Klamath Agreements Frequently Asked Questions

Click the following questions to find the answers.

Q. What are the Klamath Agreements?
A. Representatives of more than 50 organizations, including federal agencies, California and Oregon, Indian tribes, counties, irrigators and conservation and fishing groups have developed a comprehensive solution to resolve many of the complex water-related issues of the Klamath Basin.
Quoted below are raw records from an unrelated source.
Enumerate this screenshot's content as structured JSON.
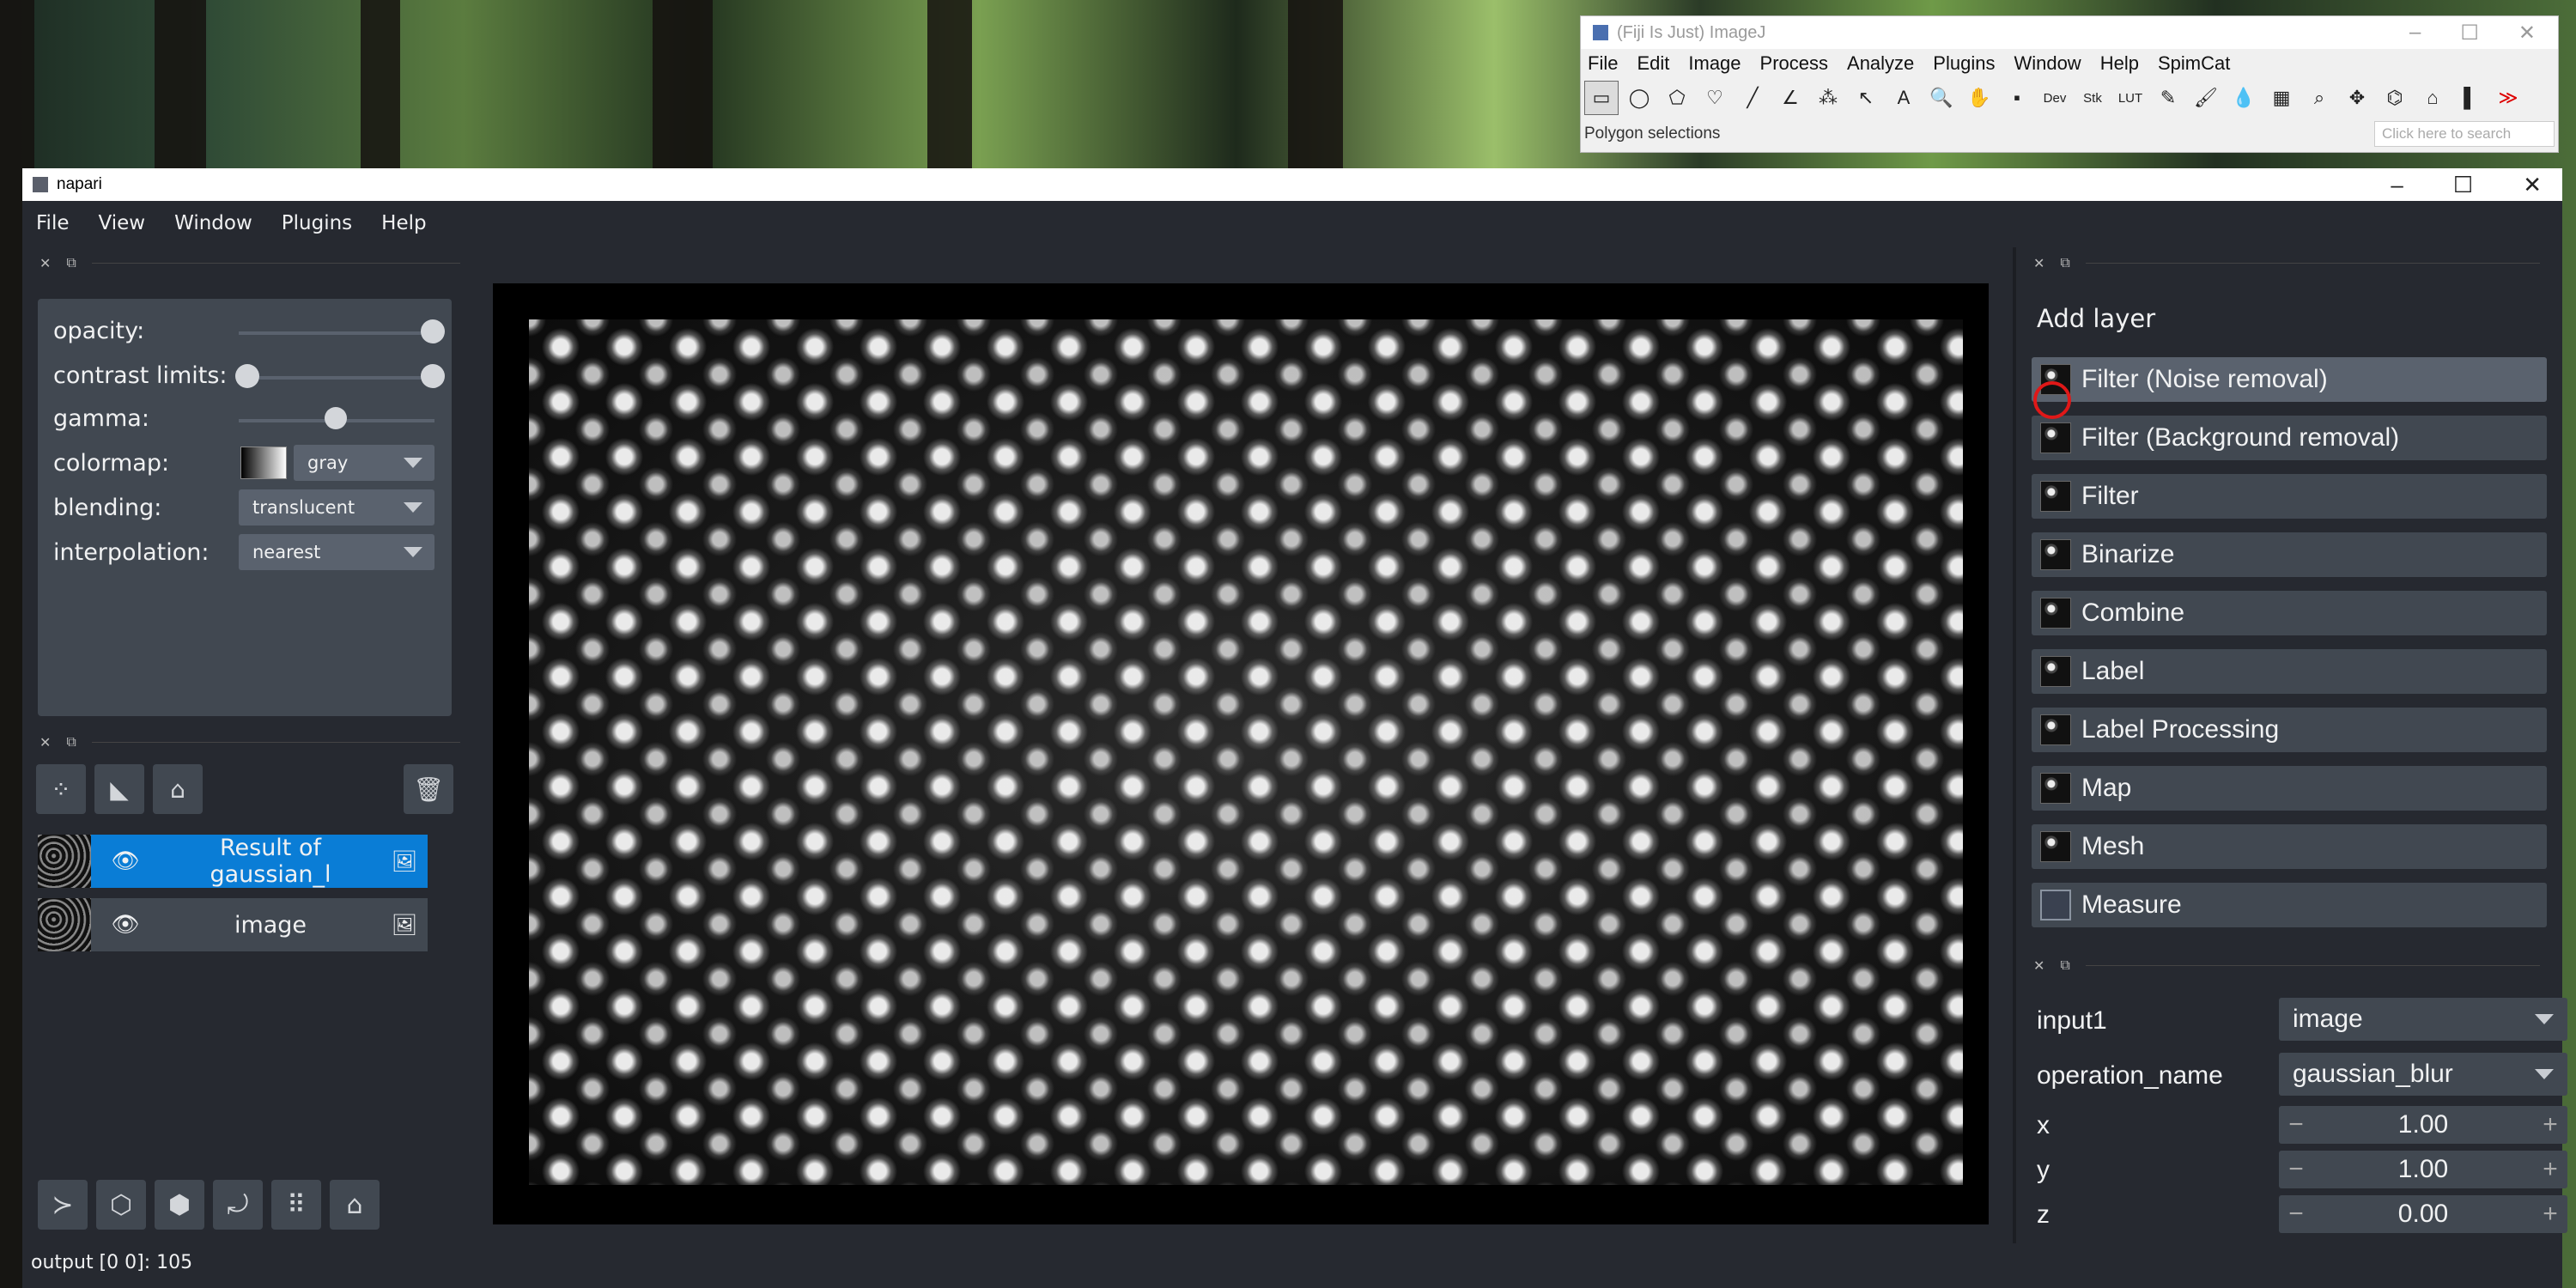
{
  "imagej": {
    "title": "(Fiji Is Just) ImageJ",
    "menu": [
      "File",
      "Edit",
      "Image",
      "Process",
      "Analyze",
      "Plugins",
      "Window",
      "Help",
      "SpimCat"
    ],
    "tools": [
      "▭",
      "◯",
      "⬠",
      "♡",
      "╱",
      "∠",
      "⁂",
      "↖",
      "A",
      "🔍",
      "✋",
      "▪",
      "Dev",
      "Stk",
      "LUT",
      "✎",
      "🖌",
      "💧",
      "▦",
      "⌕",
      "✥",
      "⌬",
      "⌂",
      "▌",
      "≫"
    ],
    "status": "Polygon selections",
    "search_placeholder": "Click here to search"
  },
  "napari": {
    "title": "napari",
    "menu": [
      "File",
      "View",
      "Window",
      "Plugins",
      "Help"
    ],
    "layer_controls": {
      "opacity_label": "opacity:",
      "contrast_label": "contrast limits:",
      "gamma_label": "gamma:",
      "colormap_label": "colormap:",
      "colormap_value": "gray",
      "blending_label": "blending:",
      "blending_value": "translucent",
      "interpolation_label": "interpolation:",
      "interpolation_value": "nearest",
      "opacity": 1.0,
      "gamma": 0.5
    },
    "layers": [
      {
        "name": "Result of gaussian_l",
        "selected": true
      },
      {
        "name": "image",
        "selected": false
      }
    ],
    "add_layer": {
      "title": "Add layer",
      "buttons": [
        "Filter (Noise removal)",
        "Filter (Background removal)",
        "Filter",
        "Binarize",
        "Combine",
        "Label",
        "Label Processing",
        "Map",
        "Mesh",
        "Measure"
      ]
    },
    "params": {
      "input1_label": "input1",
      "input1_value": "image",
      "operation_label": "operation_name",
      "operation_value": "gaussian_blur",
      "x_label": "x",
      "x_value": "1.00",
      "y_label": "y",
      "y_value": "1.00",
      "z_label": "z",
      "z_value": "0.00"
    },
    "status": "output [0 0]: 105"
  }
}
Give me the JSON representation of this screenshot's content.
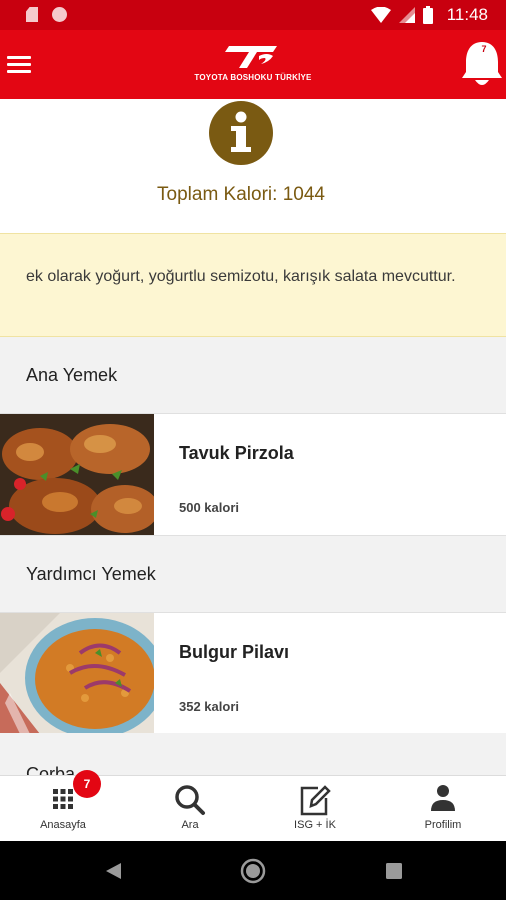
{
  "status_bar": {
    "time": "11:48"
  },
  "app_bar": {
    "logo_text": "TOYOTA BOSHOKU TÜRKİYE",
    "notification_count": "7"
  },
  "summary": {
    "total_calories": "Toplam Kalori: 1044"
  },
  "notice": {
    "text": "ek olarak yoğurt, yoğurtlu semizotu, karışık salata mevcuttur."
  },
  "sections": [
    {
      "title": "Ana Yemek",
      "dish": "Tavuk Pirzola",
      "calories": "500 kalori"
    },
    {
      "title": "Yardımcı Yemek",
      "dish": "Bulgur Pilavı",
      "calories": "352 kalori"
    },
    {
      "title": "Çorba"
    }
  ],
  "bottom_nav": [
    {
      "label": "Anasayfa",
      "badge": "7"
    },
    {
      "label": "Ara"
    },
    {
      "label": "ISG + İK"
    },
    {
      "label": "Profilim"
    }
  ],
  "colors": {
    "brand_red": "#e30613",
    "accent_gold": "#7a5a12",
    "notice_bg": "#fdf6d2"
  }
}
Many of the participants in the Klamath settlement process signed the Klamath Basin Restoration Agreement (KBRA) and Klamath Hydroelectric Settlement Agreement (KHSA).
Q. Are these Agreements currently in effect?
A. Yes, the KHSA and the KBRA were signed on February 18, 2010. Some aspects of the KBRA require Congressional action, but the federal agencies also have existing authorities to implement some provisions.
Q. What are some key parts of the KBRA?
A. The Klamath Basin Restoration Agreement is intended to result in effective and durable solutions which will:
  1. restore and sustain natural fish production and provide for full participation in ocean and river harvest opportunities of fish species throughout the Klamath Basin;
  2. establish reliable water and power supplies which sustain agricultural uses, communities, and National Wildlife Refuges; and 3) contribute to the public welfare and the sustainability of all Klamath Basin communities.
Q. What are some key parts of the KHSA?
A. The Hydroelectric Settlement lays out the process for additional studies, environmental review and a decision by the Secretary of the Interior regarding whether removal of four dams owned by PacifiCorp:
  1. will advance restoration of the salmonid fisheries of the Klamath Basin; and
  2. is in the public interest, which includes but is not limited to consideration of potential impacts on affected local communities and tribes.
The four dams are Iron Gate, J.C. Boyle, Copco 1 and Copco 2 dams on the Klamath River. The Hydroelectric Settlement includes provisions for the interim operation of the dams and the process to transfer, decommission, and remove the dams.